Amy Adams does some of her best acting in the role of a journalist who returns to her hometown to cover the murder of two young girls. As she investigates, her backstory is revealed through masterful editing cuts that flit back and forth from the present to the past and weaves the narrative together and a deliberately haunting way. I personally find many aspects of the story deeply triggering and difficult to watch, but it’s so amazingly done that I can’t stop watching. I wish that limited series were more popular in the US as a medium; when they are well done, they can be film masterpieces in their own right. Hopefully this project inspires more in the future.
Rosehip, Bite Beauty
I’m still working on using up my goal lipsticks this summer, so this month Rosehip by Bite got a lot of love in aid of that target. But it’s also a beautiful, bright coral shade that’s perfect for hot weather and wears beautifully on the lips. At time of writing this is set to be the third Bite lipstick I finish off this year and were it not for the fact that I need to use up even more before I’m allowed repurchase (plus the fact that I’m now on austerity shopping measures), I’d buy another one of this shade in a heartbeat. [ETA, I finished it!]
Audrey a la Mode
I’m not sure how I discovered this YouTuber but I have really been enjoying her video and blog content. While we don’t have exactly the same style, she has such a lovely aesthetic and is clearly so thoughtful about the kind of writing and filming she does in her own instantly recognizable way. She blogs on overlapping style interests of mine, including second hand and vintage shopping, slow fashion, and thoughtful consumerism.

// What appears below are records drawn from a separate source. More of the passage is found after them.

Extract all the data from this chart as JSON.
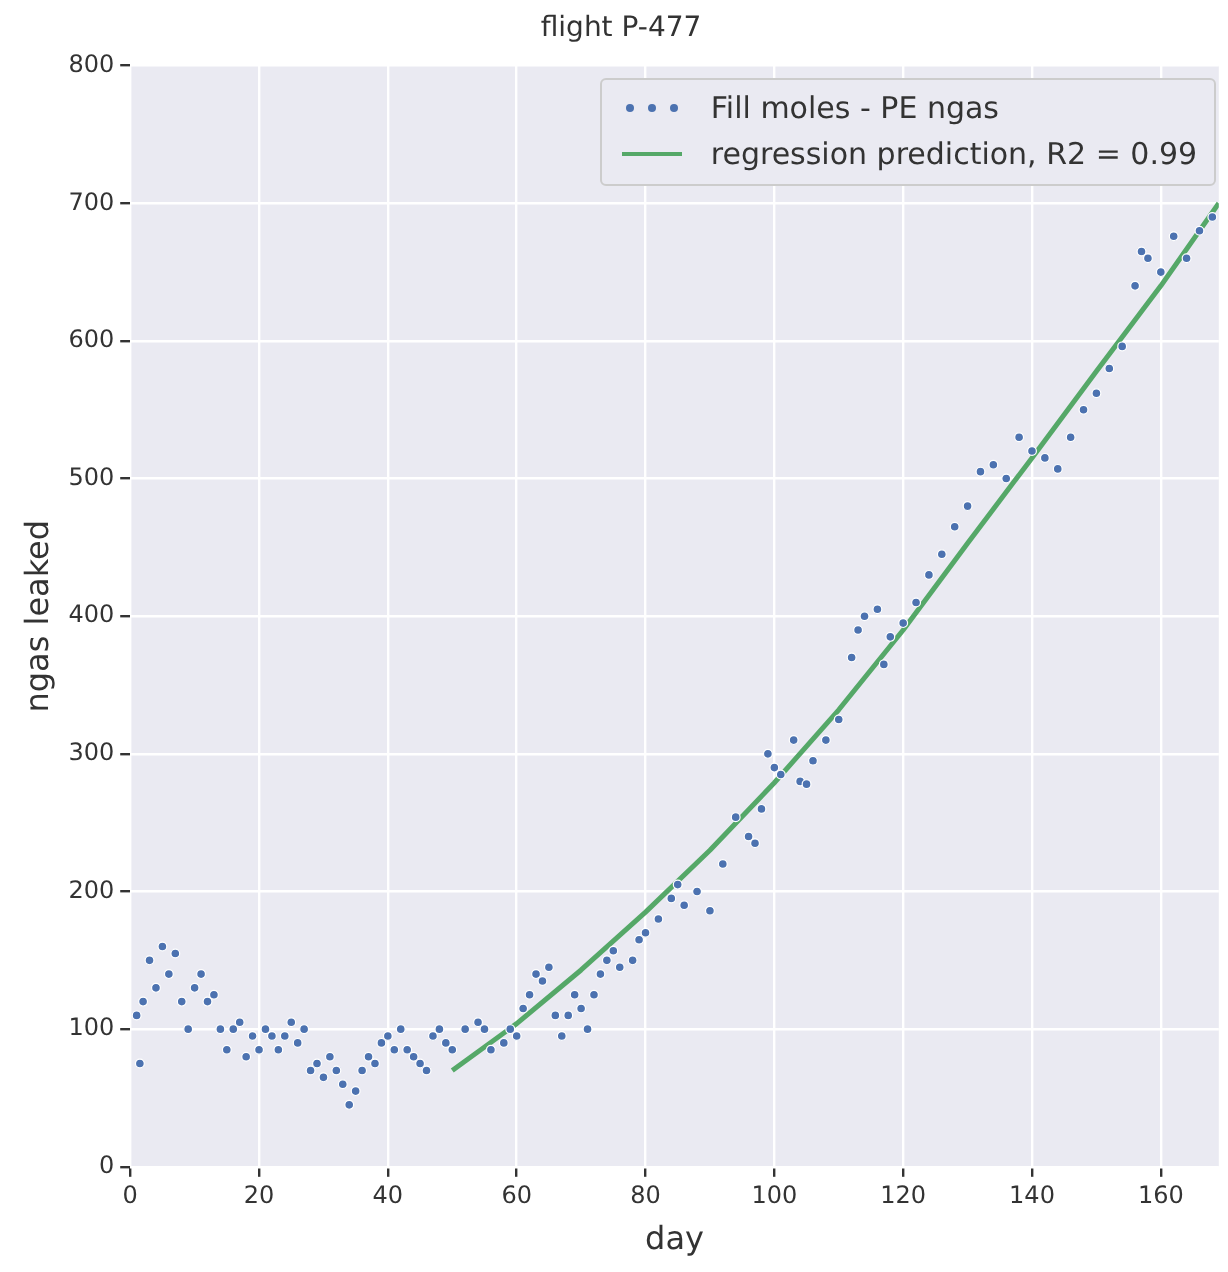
{
  "chart_data": {
    "type": "scatter",
    "title": "flight P-477",
    "xlabel": "day",
    "ylabel": "ngas leaked",
    "xlim": [
      0,
      169
    ],
    "ylim": [
      0,
      800
    ],
    "xticks": [
      0,
      20,
      40,
      60,
      80,
      100,
      120,
      140,
      160
    ],
    "yticks": [
      0,
      100,
      200,
      300,
      400,
      500,
      600,
      700,
      800
    ],
    "grid": true,
    "legend": "top right",
    "series": [
      {
        "name": "Fill moles - PE ngas",
        "type": "scatter",
        "marker": "circle",
        "color": "#4c72b0",
        "x": [
          1,
          1.5,
          2,
          3,
          4,
          5,
          6,
          7,
          8,
          9,
          10,
          11,
          12,
          13,
          14,
          15,
          16,
          17,
          18,
          19,
          20,
          21,
          22,
          23,
          24,
          25,
          26,
          27,
          28,
          29,
          30,
          31,
          32,
          33,
          34,
          35,
          36,
          37,
          38,
          39,
          40,
          41,
          42,
          43,
          44,
          45,
          46,
          47,
          48,
          49,
          50,
          52,
          54,
          55,
          56,
          58,
          59,
          60,
          61,
          62,
          63,
          64,
          65,
          66,
          67,
          68,
          69,
          70,
          71,
          72,
          73,
          74,
          75,
          76,
          78,
          79,
          80,
          82,
          84,
          85,
          86,
          88,
          90,
          92,
          94,
          96,
          97,
          98,
          99,
          100,
          101,
          103,
          104,
          105,
          106,
          108,
          110,
          112,
          113,
          114,
          116,
          117,
          118,
          120,
          122,
          124,
          126,
          128,
          130,
          132,
          134,
          136,
          138,
          140,
          142,
          144,
          146,
          148,
          150,
          152,
          154,
          156,
          157,
          158,
          160,
          162,
          164,
          166,
          168
        ],
        "values": [
          110,
          75,
          120,
          150,
          130,
          160,
          140,
          155,
          120,
          100,
          130,
          140,
          120,
          125,
          100,
          85,
          100,
          105,
          80,
          95,
          85,
          100,
          95,
          85,
          95,
          105,
          90,
          100,
          70,
          75,
          65,
          80,
          70,
          60,
          45,
          55,
          70,
          80,
          75,
          90,
          95,
          85,
          100,
          85,
          80,
          75,
          70,
          95,
          100,
          90,
          85,
          100,
          105,
          100,
          85,
          90,
          100,
          95,
          115,
          125,
          140,
          135,
          145,
          110,
          95,
          110,
          125,
          115,
          100,
          125,
          140,
          150,
          157,
          145,
          150,
          165,
          170,
          180,
          195,
          205,
          190,
          200,
          186,
          220,
          254,
          240,
          235,
          260,
          300,
          290,
          285,
          310,
          280,
          278,
          295,
          310,
          325,
          370,
          390,
          400,
          405,
          365,
          385,
          395,
          410,
          430,
          445,
          465,
          480,
          505,
          510,
          500,
          530,
          520,
          515,
          507,
          530,
          550,
          562,
          580,
          596,
          640,
          665,
          660,
          650,
          676,
          660,
          680,
          690
        ]
      },
      {
        "name": "regression prediction, R2 = 0.99",
        "type": "line",
        "color": "#55a868",
        "x": [
          50,
          60,
          70,
          80,
          90,
          100,
          110,
          120,
          130,
          140,
          150,
          160,
          169
        ],
        "values": [
          70,
          104,
          143,
          185,
          230,
          279,
          332,
          390,
          453,
          515,
          578,
          640,
          700
        ]
      }
    ]
  }
}
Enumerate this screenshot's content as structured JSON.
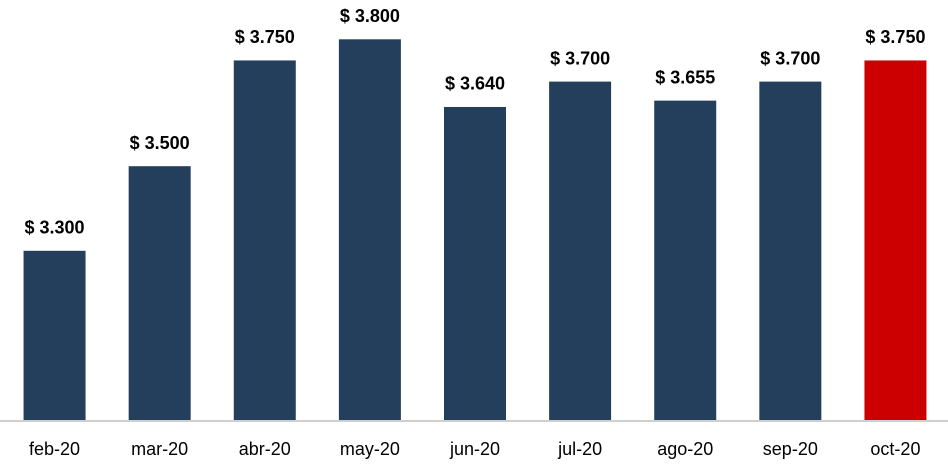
{
  "chart_data": {
    "type": "bar",
    "categories": [
      "feb-20",
      "mar-20",
      "abr-20",
      "may-20",
      "jun-20",
      "jul-20",
      "ago-20",
      "sep-20",
      "oct-20"
    ],
    "values": [
      3300,
      3500,
      3750,
      3800,
      3640,
      3700,
      3655,
      3700,
      3750
    ],
    "value_labels": [
      "$ 3.300",
      "$ 3.500",
      "$ 3.750",
      "$ 3.800",
      "$ 3.640",
      "$ 3.700",
      "$ 3.655",
      "$ 3.700",
      "$ 3.750"
    ],
    "colors": [
      "#243f5c",
      "#243f5c",
      "#243f5c",
      "#243f5c",
      "#243f5c",
      "#243f5c",
      "#243f5c",
      "#243f5c",
      "#cc0000"
    ],
    "ylim": [
      2900,
      3900
    ]
  }
}
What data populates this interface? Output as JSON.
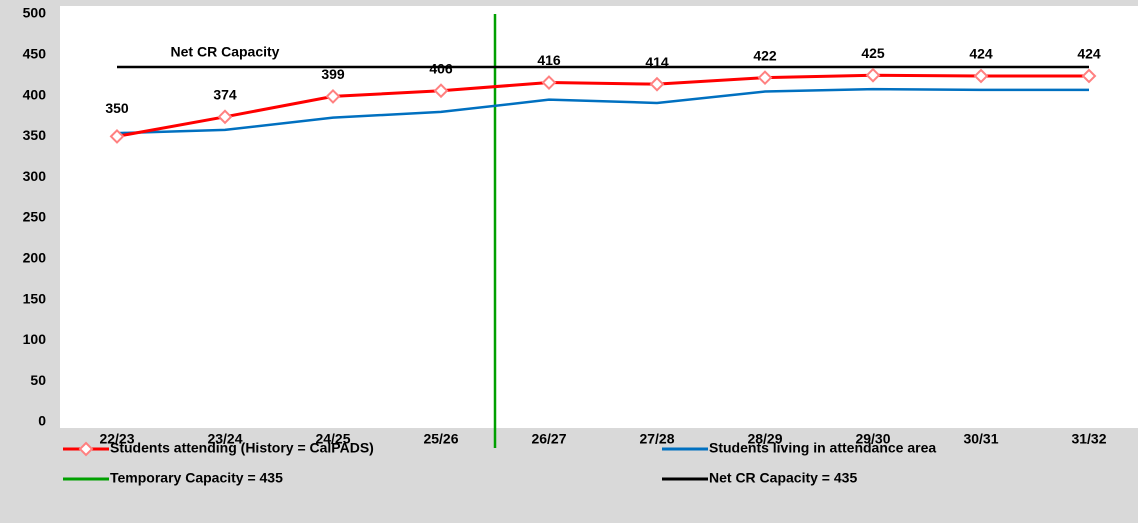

3 thoughts on “Five Things I Loved in August”
Just started bingeing on The Alienist — dark and scary and beautiful and set in 1865 NYC.
Sharp Objects was a toughie. There was MUCH chatter online in my industry about how she made female reporters look shitty and how we are most often shown as lazy and shitty and unethical and how annoying that is — even if “it’s only a story.”
Ooh, I watched The Alienist too and it was very darkly but visually gorgeous. Tough subject matter.
I’ve been following the SO chatter, especially when you brought it to my attention, so I get it. My own take is that Camille’s story doesn’t seem to be a story about a journalist per se as much as it is about a deeply, deeply damaged woman. But far be it from me to tell anyone that their feelings aren’t valid or correct, and goodness knows I think the media usually get journalism badly wrong.
True! But I so love period pieces.
Indeed. The larger theme — which you well addressed — is how deeply damaged women can be, and by the very people who are not meant to do that to us (i.e. mothers.)